Hollywood actor Ewan McGregor has joined pupils at his former school in Perthshire to send a message to world leaders at COP26 in a special song.

Pupils from the primary school at Morrison’s Academy in Crieff have recorded a version of the Band Aid classic Do They Know It’s Christmas.

Instead of the opening line to the song being “it’s Christmas time”, the song tells politicians “it’s action time”.

The youngsters have also appeared in a video for the track, with McGregor singing some of the rewritten lyrics and providing a message at the start.

Perth-born actor Ewan McGregor features in the video. Image: YouTube.

The Perth-born actor, famous for roles in films including Trainspotting and Star Wars, says in the video: “I hope we, the adults, can address the climate situation so that our children can continue to go to school and be children, and we leave them a better, cleaner world to inherit.”

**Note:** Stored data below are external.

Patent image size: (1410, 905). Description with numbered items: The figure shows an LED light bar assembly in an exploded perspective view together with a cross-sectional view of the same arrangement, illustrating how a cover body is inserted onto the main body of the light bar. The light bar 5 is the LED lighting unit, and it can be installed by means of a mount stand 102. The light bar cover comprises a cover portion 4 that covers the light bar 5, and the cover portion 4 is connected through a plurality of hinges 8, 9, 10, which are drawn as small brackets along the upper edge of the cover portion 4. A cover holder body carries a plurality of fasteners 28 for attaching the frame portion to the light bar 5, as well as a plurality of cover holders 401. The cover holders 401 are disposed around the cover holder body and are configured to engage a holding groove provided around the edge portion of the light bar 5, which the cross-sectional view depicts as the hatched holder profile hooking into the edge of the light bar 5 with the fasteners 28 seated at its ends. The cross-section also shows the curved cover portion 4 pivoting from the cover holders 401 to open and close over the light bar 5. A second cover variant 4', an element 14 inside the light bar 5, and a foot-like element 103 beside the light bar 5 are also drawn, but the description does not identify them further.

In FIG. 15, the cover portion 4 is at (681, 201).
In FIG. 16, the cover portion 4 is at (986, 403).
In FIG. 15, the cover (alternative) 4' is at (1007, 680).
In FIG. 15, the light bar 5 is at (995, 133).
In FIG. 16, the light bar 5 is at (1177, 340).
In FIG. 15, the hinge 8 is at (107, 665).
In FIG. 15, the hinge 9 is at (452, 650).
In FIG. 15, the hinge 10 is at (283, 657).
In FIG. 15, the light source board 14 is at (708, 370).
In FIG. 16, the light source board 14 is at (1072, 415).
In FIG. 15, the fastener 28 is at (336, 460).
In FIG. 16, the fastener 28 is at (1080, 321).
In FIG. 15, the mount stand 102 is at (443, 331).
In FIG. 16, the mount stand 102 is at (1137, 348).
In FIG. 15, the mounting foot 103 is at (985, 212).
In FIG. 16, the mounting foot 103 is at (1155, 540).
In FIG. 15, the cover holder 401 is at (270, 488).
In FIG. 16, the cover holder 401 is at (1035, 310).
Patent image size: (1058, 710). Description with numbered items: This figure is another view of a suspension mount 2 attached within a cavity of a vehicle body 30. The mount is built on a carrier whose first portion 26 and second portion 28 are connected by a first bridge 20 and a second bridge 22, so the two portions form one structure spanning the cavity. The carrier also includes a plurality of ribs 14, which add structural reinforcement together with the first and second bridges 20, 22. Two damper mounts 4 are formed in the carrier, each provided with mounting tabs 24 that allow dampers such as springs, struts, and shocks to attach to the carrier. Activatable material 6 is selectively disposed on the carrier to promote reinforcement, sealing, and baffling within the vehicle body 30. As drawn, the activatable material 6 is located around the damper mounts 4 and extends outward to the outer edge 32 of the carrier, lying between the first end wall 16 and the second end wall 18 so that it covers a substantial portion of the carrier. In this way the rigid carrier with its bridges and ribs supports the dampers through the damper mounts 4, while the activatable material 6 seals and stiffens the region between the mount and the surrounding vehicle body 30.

Meanwhile Midge Ure, who co-wrote the original song, posted online to say he is “honoured” to play his part.

Georgie Delaney, co-founder of The Great Outdoor Gym Company, teamed up with the school’s music teacher Rebecca Hall to make the track.

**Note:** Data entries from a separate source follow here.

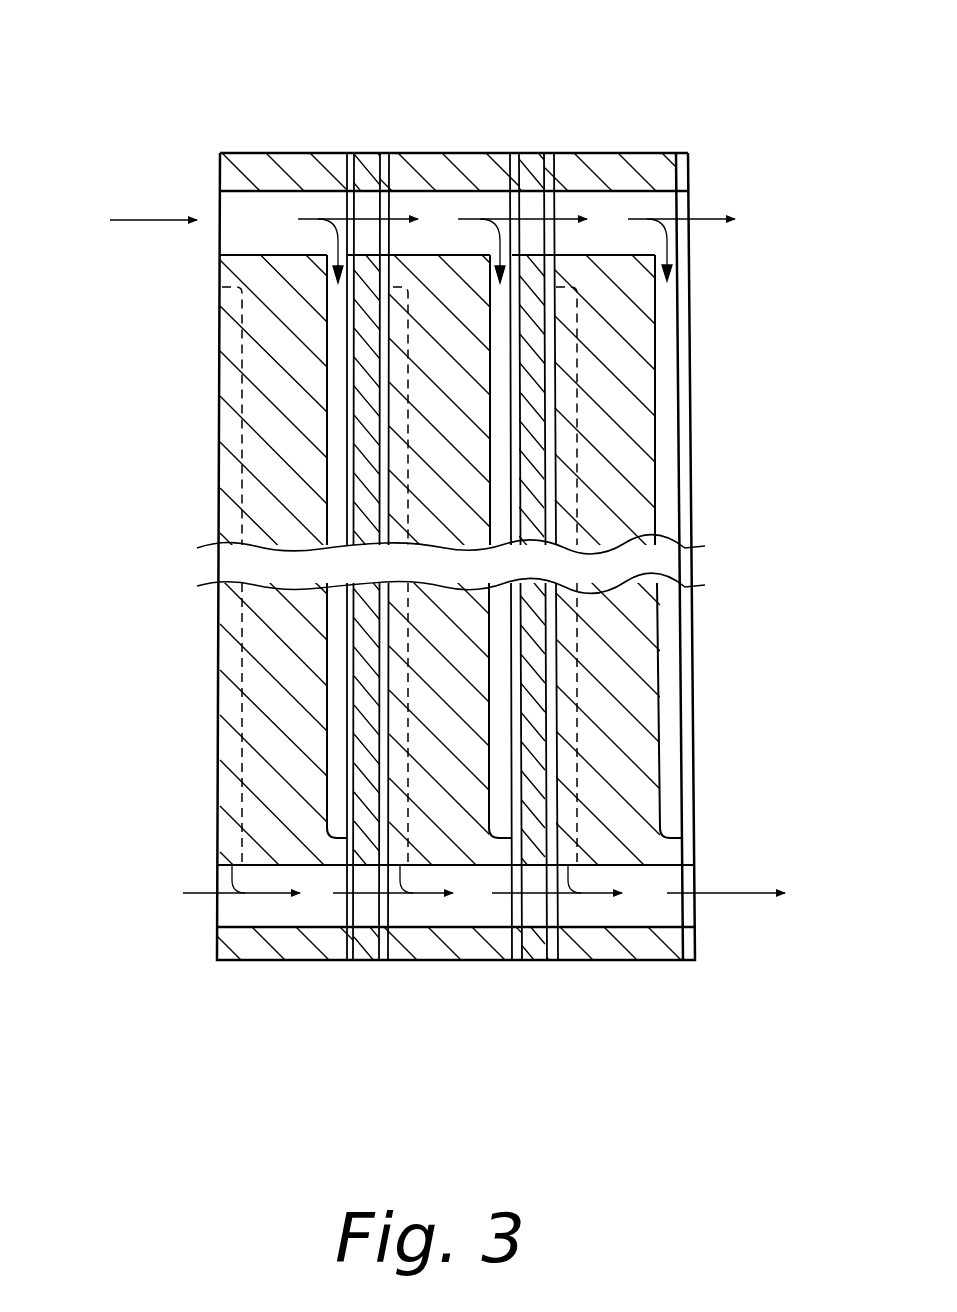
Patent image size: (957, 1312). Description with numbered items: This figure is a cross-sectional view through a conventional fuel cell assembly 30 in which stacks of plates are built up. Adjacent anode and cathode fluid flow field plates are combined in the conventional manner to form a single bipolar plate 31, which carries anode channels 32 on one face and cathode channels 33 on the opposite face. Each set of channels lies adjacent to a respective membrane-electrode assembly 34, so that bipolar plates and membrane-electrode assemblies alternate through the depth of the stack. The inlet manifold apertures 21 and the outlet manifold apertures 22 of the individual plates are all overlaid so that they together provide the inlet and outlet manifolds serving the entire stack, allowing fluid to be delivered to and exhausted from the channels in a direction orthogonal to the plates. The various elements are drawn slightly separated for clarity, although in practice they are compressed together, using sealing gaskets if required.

The fuel cell assembly 30 is at (224, 130).
The bipolar plate 31 is at (292, 152).
The anode channels 32 is at (338, 480).
The cathode channels 33 is at (565, 499).
The membrane-electrode assembly 34 is at (368, 150).
The inlet manifold aperture 21 is at (387, 228).
The outlet manifold 22 is at (534, 880).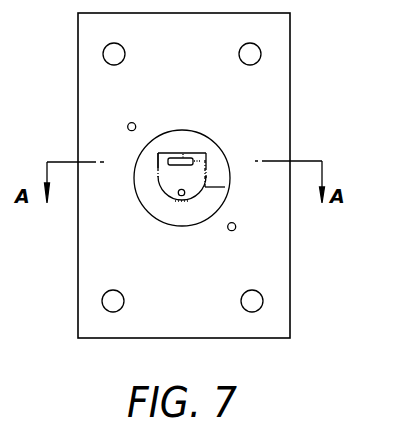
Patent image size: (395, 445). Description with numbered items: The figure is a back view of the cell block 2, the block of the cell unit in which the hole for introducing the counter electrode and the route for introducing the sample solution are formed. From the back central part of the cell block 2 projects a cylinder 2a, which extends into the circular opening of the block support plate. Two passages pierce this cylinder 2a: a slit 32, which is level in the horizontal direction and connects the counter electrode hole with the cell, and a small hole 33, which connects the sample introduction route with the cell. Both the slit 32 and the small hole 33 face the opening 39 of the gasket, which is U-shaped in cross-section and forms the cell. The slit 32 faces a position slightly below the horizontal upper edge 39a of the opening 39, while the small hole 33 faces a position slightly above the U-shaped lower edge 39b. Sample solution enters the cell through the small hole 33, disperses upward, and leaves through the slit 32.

Pupils recording a video for the special song.

Morrison’s Academy became involved as Georgie’s son Brandon, a devoted climate activist, is a pupil there.

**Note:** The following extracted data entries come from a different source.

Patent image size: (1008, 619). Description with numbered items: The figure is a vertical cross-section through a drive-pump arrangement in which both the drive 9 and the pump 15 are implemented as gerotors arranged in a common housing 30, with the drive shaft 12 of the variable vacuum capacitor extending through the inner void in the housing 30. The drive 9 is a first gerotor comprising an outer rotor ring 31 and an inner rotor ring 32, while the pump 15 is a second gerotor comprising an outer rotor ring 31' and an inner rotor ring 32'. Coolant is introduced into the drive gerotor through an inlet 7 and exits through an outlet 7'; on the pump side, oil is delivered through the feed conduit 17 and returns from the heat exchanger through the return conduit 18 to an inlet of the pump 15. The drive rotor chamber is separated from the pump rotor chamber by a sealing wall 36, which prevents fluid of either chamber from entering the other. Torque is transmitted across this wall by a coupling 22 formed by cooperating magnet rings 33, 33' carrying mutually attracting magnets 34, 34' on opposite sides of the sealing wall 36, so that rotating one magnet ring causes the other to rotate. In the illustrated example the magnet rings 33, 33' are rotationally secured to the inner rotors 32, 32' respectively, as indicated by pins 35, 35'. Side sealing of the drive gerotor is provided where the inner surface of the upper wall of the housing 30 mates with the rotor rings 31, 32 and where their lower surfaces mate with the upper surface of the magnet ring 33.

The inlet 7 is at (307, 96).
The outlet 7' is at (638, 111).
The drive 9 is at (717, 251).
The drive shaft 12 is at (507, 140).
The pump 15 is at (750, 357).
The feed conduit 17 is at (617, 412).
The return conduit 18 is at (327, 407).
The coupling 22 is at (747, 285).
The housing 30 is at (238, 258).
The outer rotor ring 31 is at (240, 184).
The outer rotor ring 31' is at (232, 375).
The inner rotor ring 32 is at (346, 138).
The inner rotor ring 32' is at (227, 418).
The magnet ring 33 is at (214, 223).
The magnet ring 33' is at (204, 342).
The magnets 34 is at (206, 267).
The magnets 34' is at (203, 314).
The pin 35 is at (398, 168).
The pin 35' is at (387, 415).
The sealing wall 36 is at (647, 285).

Brandon set up Save The Planet Academy last year as part of a school project.

The Crieff school is the first to be filmed singing the track, but it is hoped others will take part with several having been invited to join the ‘climate choir’.

Georgie said: “My first ever memory was Live Aid in 1985. Bob Geldof drew people into action then through music.

“I believe we need his spirit now, not for the children but for the grown-ups to act now.

“Politicians, business people, organisations, schools, families, we all need to live more sustainably.

“We have under a decade to do this to prevent irreversible damage and there is no time to waste.”

Pupils ‘want to be heard and make a difference’

Morven Bulloch, primary school head, said: “Our pupils are taught to think independently and are encouraged to be empowered and take on the world.

“In class they have been learning about climate change and why COP26 is such an important event.

“When the school was approached with this opportunity, we were delighted to be involved.

“Our primary pupils sang their hearts out, they want to be heard and make a difference.

“They want to be the agents of change and encourage other pupils and schools to use their collective voices.”